Оле или нет, но книга вышла во Владивостоке. Я тогда представил себе невидимый треугольник, расчертивший весь Евразийский континент: Пенанг в его юго-восточной части, где Лилиана все еще ждала — или уже не ждала? — этот снимок, Париж на западе, Владивосток на самом востоке.

И человек, звонивший из Парижа и собиравший, видимо, всю жизнь снимки людей из русских семей во Франции, почему-то предлагал мне найти адрес владивостокского издательства и послать туда, представьте, телеграмму.

Это было попросту чудовищно.

Я мог бы подождать каких-то пять минут, даже не прерывая этого звонка, и получить, с помощью сканера и электронной почты, лицо капитана, чей корабль пошел ко дну в полутора километрах от того места, где мы с Евгением допивали сейчас наш чай. А русский парижанин вместо этого предлагал мне слать некие телеграммы во Владивосток.

— Как насчет того, чтобы выслать мне сканированный файл по мейлу? — мягко подсказал я.

— А это мне немножко сложно, — раздался извиняющийся голос в трубке. — Вы знаете, я последний. Последний из эскадры барона Врангеля, покидавшей Крым. Я был тогда юнгой.

Я проделал в уме подсчеты и, как написал бы Дюма, похолодел. Сканированный файл — то были явно не самые уместные в нашем разговоре слова.

— Дай я опять угадаю, — сказал Евгений. — Издательство во Владивостоке уже было закрыто. А Лилиана твоя тем временем давно издала книгу с пустым местом вместо фото.

— Пустое место на обложке? Да нет же. Эта история длилась долго. И у нее был бы счастливый конец, вот только после этого конца она началась сначала… Что такого в этом проклятом «Жемчуге», что он не отпускает?

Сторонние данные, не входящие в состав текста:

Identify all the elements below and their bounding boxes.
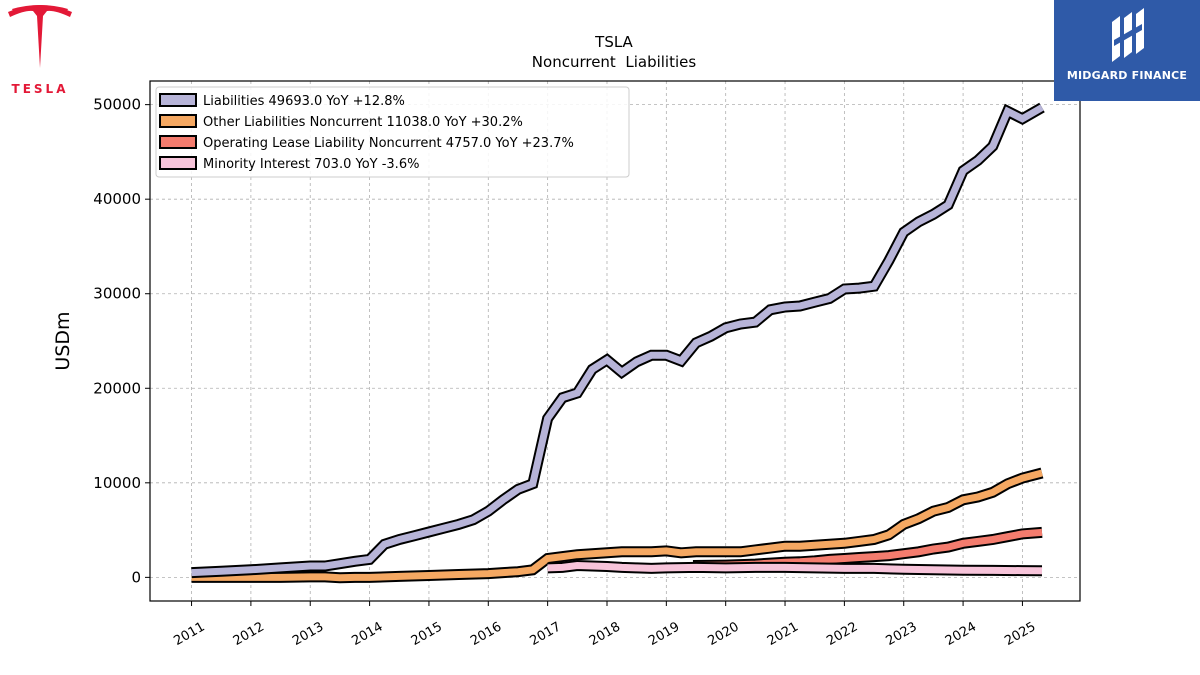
legend-swatch bbox=[159, 93, 197, 107]
x-axis-ticks: 2011 2012 2013 2014 2015 2016 2017 2018 2019 2020… bbox=[171, 601, 1038, 649]
y-axis-label: USDm bbox=[52, 311, 74, 370]
legend-entry: Liabilities 49693.0 YoY +12.8% bbox=[159, 93, 405, 109]
midgard-logo: MIDGARD FINANCE bbox=[1054, 0, 1200, 101]
legend-label: Liabilities 49693.0 YoY +12.8% bbox=[203, 94, 405, 109]
legend-entry: Minority Interest 703.0 YoY -3.6% bbox=[159, 156, 419, 172]
x-tick-label: 2019 bbox=[646, 619, 682, 649]
legend-label: Other Liabilities Noncurrent 11038.0 YoY… bbox=[203, 115, 523, 130]
legend-box bbox=[155, 86, 630, 178]
series-line bbox=[191, 469, 1043, 582]
x-tick-label: 2025 bbox=[1002, 619, 1038, 649]
y-tick-label: 20000 bbox=[93, 379, 141, 397]
series-line bbox=[191, 104, 1044, 577]
x-tick-label: 2015 bbox=[409, 619, 445, 649]
y-tick-label: 30000 bbox=[93, 285, 141, 303]
x-tick-label: 2012 bbox=[231, 619, 267, 649]
tesla-t-icon bbox=[8, 5, 72, 68]
y-axis-ticks: 0 10000 20000 30000 40000 50000 bbox=[93, 96, 150, 586]
legend-label: Operating Lease Liability Noncurrent 475… bbox=[203, 136, 574, 151]
x-tick-label: 2024 bbox=[943, 619, 979, 649]
midgard-mark-icon bbox=[1112, 8, 1144, 62]
x-tick-label: 2017 bbox=[527, 619, 563, 649]
x-tick-label: 2022 bbox=[824, 619, 860, 649]
tesla-arc-icon bbox=[12, 5, 68, 11]
x-tick-label: 2011 bbox=[171, 619, 207, 649]
legend-label: Minority Interest 703.0 YoY -3.6% bbox=[203, 157, 419, 172]
midgard-wordmark: MIDGARD FINANCE bbox=[1066, 69, 1188, 82]
x-tick-label: 2020 bbox=[706, 619, 742, 649]
legend-swatch bbox=[159, 114, 197, 128]
series-3 bbox=[547, 559, 1043, 577]
x-tick-label: 2021 bbox=[765, 619, 801, 649]
y-tick-label: 0 bbox=[131, 568, 141, 586]
series-layer bbox=[191, 102, 1045, 584]
series-0 bbox=[191, 102, 1045, 579]
y-tick-label: 40000 bbox=[93, 190, 141, 208]
x-tick-label: 2018 bbox=[587, 619, 623, 649]
x-tick-label: 2013 bbox=[290, 619, 326, 649]
legend-entry: Other Liabilities Noncurrent 11038.0 YoY… bbox=[159, 114, 523, 130]
y-tick-label: 10000 bbox=[93, 474, 141, 492]
tesla-logo bbox=[8, 5, 72, 68]
x-tick-label: 2023 bbox=[884, 619, 920, 649]
series-line bbox=[547, 561, 1043, 575]
series-1 bbox=[191, 467, 1044, 584]
legend-swatch bbox=[159, 135, 197, 149]
legend-entry: Operating Lease Liability Noncurrent 475… bbox=[159, 135, 574, 151]
plot-frame bbox=[149, 80, 1081, 602]
legend: Liabilities 49693.0 YoY +12.8% Other Liab… bbox=[155, 86, 630, 178]
y-tick-label: 50000 bbox=[93, 96, 141, 114]
chart-subtitle: Noncurrent Liabilities bbox=[532, 53, 697, 71]
legend-swatch bbox=[159, 156, 197, 170]
chart-title: TSLA bbox=[594, 33, 633, 51]
x-tick-label: 2014 bbox=[349, 619, 385, 649]
x-tick-label: 2016 bbox=[468, 619, 504, 649]
tesla-wordmark: TESLA bbox=[11, 82, 69, 96]
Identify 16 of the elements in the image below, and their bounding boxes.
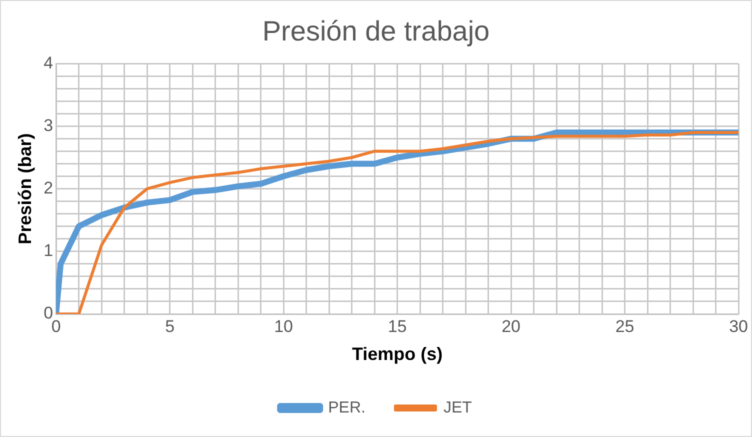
y-tick-label: 1 [44,241,54,260]
x-tick-label: 15 [388,316,407,336]
x-axis-title: Tiempo (s) [352,344,443,364]
y-tick-label: 2 [44,178,54,198]
x-tick-label: 30 [729,316,748,336]
legend-label: PER. [328,399,366,416]
x-tick-label: 5 [165,316,175,336]
y-tick-label: 3 [44,116,54,135]
chart-title: Presión de trabajo [262,16,490,47]
y-tick-label: 4 [44,53,54,72]
x-tick-label: 10 [274,316,294,336]
y-tick-label: 0 [44,304,54,323]
y-axis-title: Presión (bar) [14,133,35,244]
x-tick-label: 20 [502,316,521,336]
legend-label: JET [443,399,472,416]
x-tick-label: 25 [615,316,634,336]
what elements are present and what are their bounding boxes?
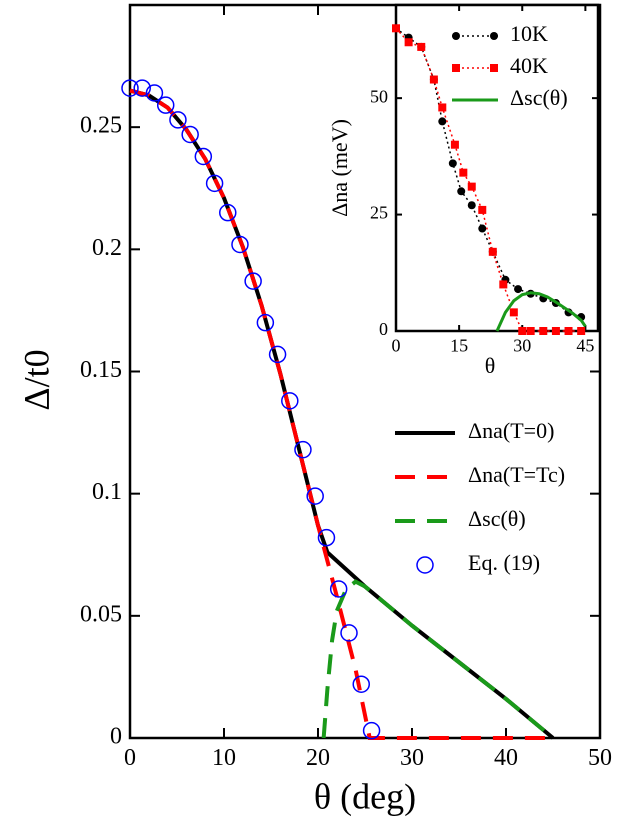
legend-marker (490, 32, 498, 40)
plot-frame (394, 3, 600, 333)
legend-marker (452, 32, 460, 40)
marker (417, 42, 426, 51)
marker (539, 327, 548, 335)
marker (404, 38, 413, 47)
marker (457, 187, 466, 196)
marker (478, 224, 487, 233)
marker (459, 168, 468, 177)
y-tick-label: 0.25 (80, 113, 122, 139)
marker (518, 327, 527, 335)
series-line (321, 579, 555, 740)
marker (219, 203, 237, 222)
y-axis-label: Δ/t0 (16, 349, 56, 410)
marker (438, 117, 447, 126)
x-tick-label: 45 (576, 335, 594, 355)
x-tick-label: 0 (392, 335, 401, 355)
x-tick-label: 30 (400, 745, 424, 771)
y-axis-label: Δna (meV) (327, 119, 352, 217)
marker (499, 280, 508, 289)
x-axis-label: θ (485, 353, 496, 378)
marker (205, 174, 224, 193)
marker (448, 159, 457, 168)
y-tick-label: 25 (370, 203, 388, 223)
marker (488, 247, 497, 256)
marker (467, 182, 476, 191)
marker (509, 308, 518, 317)
marker (564, 327, 573, 335)
y-tick-label: 50 (370, 86, 388, 106)
x-tick-label: 50 (588, 745, 612, 771)
marker (317, 528, 336, 547)
series-line (495, 291, 587, 332)
y-tick-label: 0.15 (80, 357, 122, 383)
y-tick-label: 0.2 (92, 235, 122, 261)
legend-label: Δna(T=Tc) (468, 462, 565, 487)
marker (194, 147, 213, 166)
marker (256, 313, 275, 332)
legend-marker (416, 556, 434, 574)
marker (392, 24, 400, 33)
marker (340, 624, 358, 642)
y-tick-label: 0.1 (92, 479, 122, 505)
series-line (395, 27, 582, 332)
x-tick-label: 30 (513, 335, 531, 355)
marker (450, 140, 459, 149)
legend-marker (452, 64, 460, 72)
x-tick-label: 20 (306, 745, 330, 771)
legend-label: 10K (510, 21, 548, 46)
marker (526, 327, 535, 335)
marker (467, 201, 476, 210)
marker (329, 580, 348, 598)
marker (133, 79, 151, 97)
marker (145, 84, 164, 102)
marker (294, 440, 312, 459)
x-tick-label: 40 (494, 745, 518, 771)
y-tick-label: 0 (110, 724, 122, 750)
y-tick-label: 0 (379, 319, 388, 339)
x-axis-label: θ (deg) (314, 776, 416, 816)
x-tick-label: 0 (124, 745, 136, 771)
legend-label: Δsc(θ) (510, 85, 568, 110)
legend-label: Δna(T=0) (468, 418, 554, 443)
marker (281, 392, 299, 410)
marker (121, 79, 139, 97)
legend-label: Eq. (19) (468, 550, 540, 575)
marker (244, 272, 262, 290)
marker (577, 327, 586, 335)
x-tick-label: 15 (450, 335, 468, 355)
legend-marker (490, 64, 498, 72)
marker (551, 327, 560, 335)
marker (429, 75, 438, 84)
legend-label: Δsc(θ) (468, 506, 526, 531)
y-tick-label: 0.05 (80, 601, 122, 627)
marker (514, 285, 523, 294)
marker (156, 96, 175, 114)
x-tick-label: 10 (212, 745, 236, 771)
marker (306, 487, 324, 505)
marker (438, 103, 447, 112)
marker (352, 675, 370, 693)
marker (169, 111, 187, 129)
legend-label: 40K (510, 53, 548, 78)
marker (181, 125, 199, 144)
marker (268, 345, 287, 364)
marker (362, 721, 381, 740)
marker (231, 235, 249, 254)
marker (478, 205, 487, 214)
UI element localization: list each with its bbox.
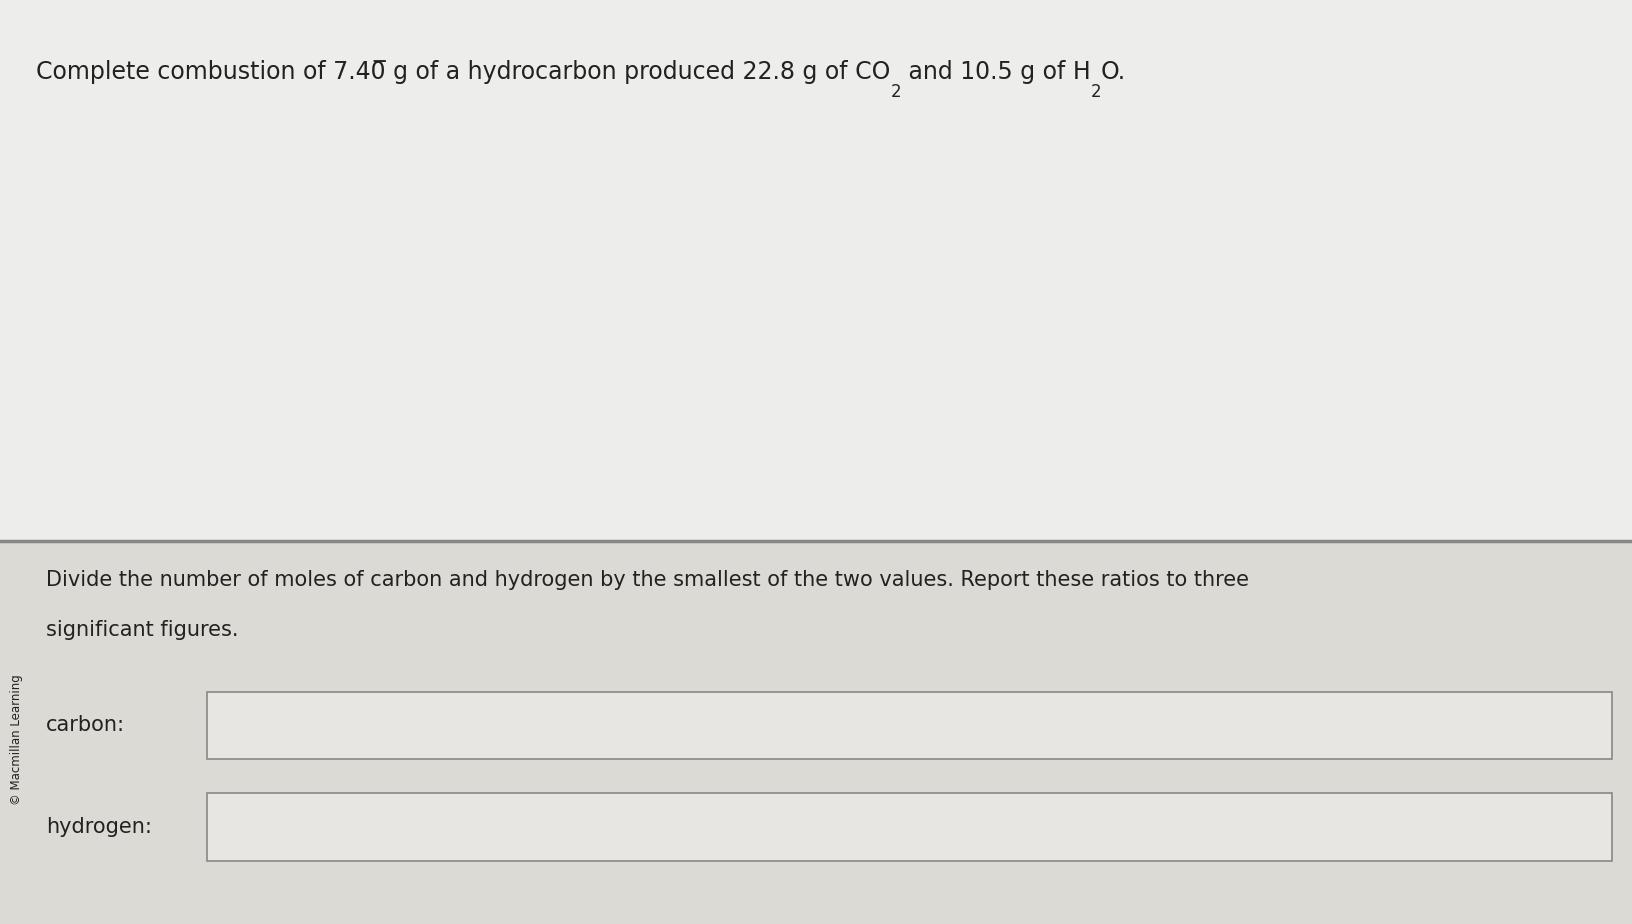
FancyBboxPatch shape xyxy=(207,793,1612,861)
Text: O.: O. xyxy=(1102,59,1126,83)
Text: carbon:: carbon: xyxy=(46,715,124,736)
FancyBboxPatch shape xyxy=(0,541,1632,924)
Text: and 10.5 g of H: and 10.5 g of H xyxy=(901,59,1090,83)
Text: 2: 2 xyxy=(1090,83,1102,101)
FancyBboxPatch shape xyxy=(0,0,1632,541)
Text: significant figures.: significant figures. xyxy=(46,620,238,640)
Text: Complete combustion of 7.40̅ g of a hydrocarbon produced 22.8 g of CO: Complete combustion of 7.40̅ g of a hydr… xyxy=(36,59,891,83)
Text: Divide the number of moles of carbon and hydrogen by the smallest of the two val: Divide the number of moles of carbon and… xyxy=(46,570,1248,590)
Text: hydrogen:: hydrogen: xyxy=(46,817,152,837)
FancyBboxPatch shape xyxy=(207,691,1612,760)
Text: © Macmillan Learning: © Macmillan Learning xyxy=(10,674,23,805)
Text: 2: 2 xyxy=(891,83,901,101)
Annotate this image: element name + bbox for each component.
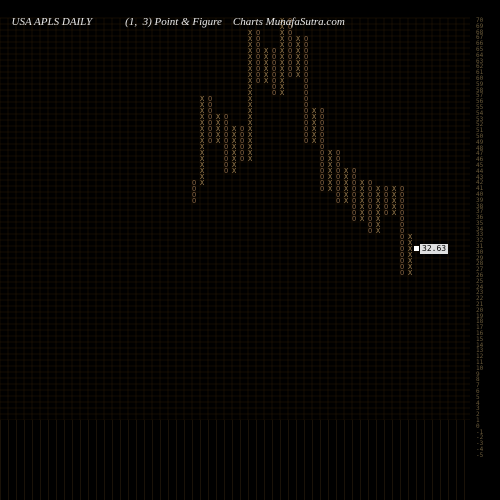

— А кстати, — сказал Евгений, вглядываясь в грозовую синеву в трех кварталах от нас — бывшая Бич-стрит там кончалась, дальше угадывались деревья Эспланады, а за ними море, как сморщенное бутылочное стекло, и тучи над ним, уничтожившие линию горизонта, — ведь это было вот там, верно?

— Чуть правее.

— Я так и представляю себе — серая тень с тремя трубами, грохот, и он уходит под вот эту воду.

— Нет.

— Что — нет?

— Я получил в конце концов эту книгу из Владивостока. И там есть фотографии крейсера и до Цусимы, и после, и потом, в четырнадцатом году. Ты слышал, что у русского флота была тропическая раскраска кораблей?

— Никогда. И что же?

— Не серая тень. Он был белый.


Самое потрясающее в книге, почтой пришедшей из Владивостока (авторы — Буяков, Крицкий, Шугалей), был ее тираж. Триста пятьдесят экземпляров — издание Дальневосточного государственного технического университета, но, как потом выяснилось, еще и за счет авторов. Три из них — почти один процент тиража — оказались в моих руках. Одна — с надписью для Лилианы. Другая — для посольства в Куала-Лумпуре. Одна — лично мне.

«Последний бой крейсера „Жемчуг“» — так называется эта книга, но кроме подробного описания налета «Эмдена» здесь в мельчайших деталях было все то, что меня удивляло в этой истории очень давно.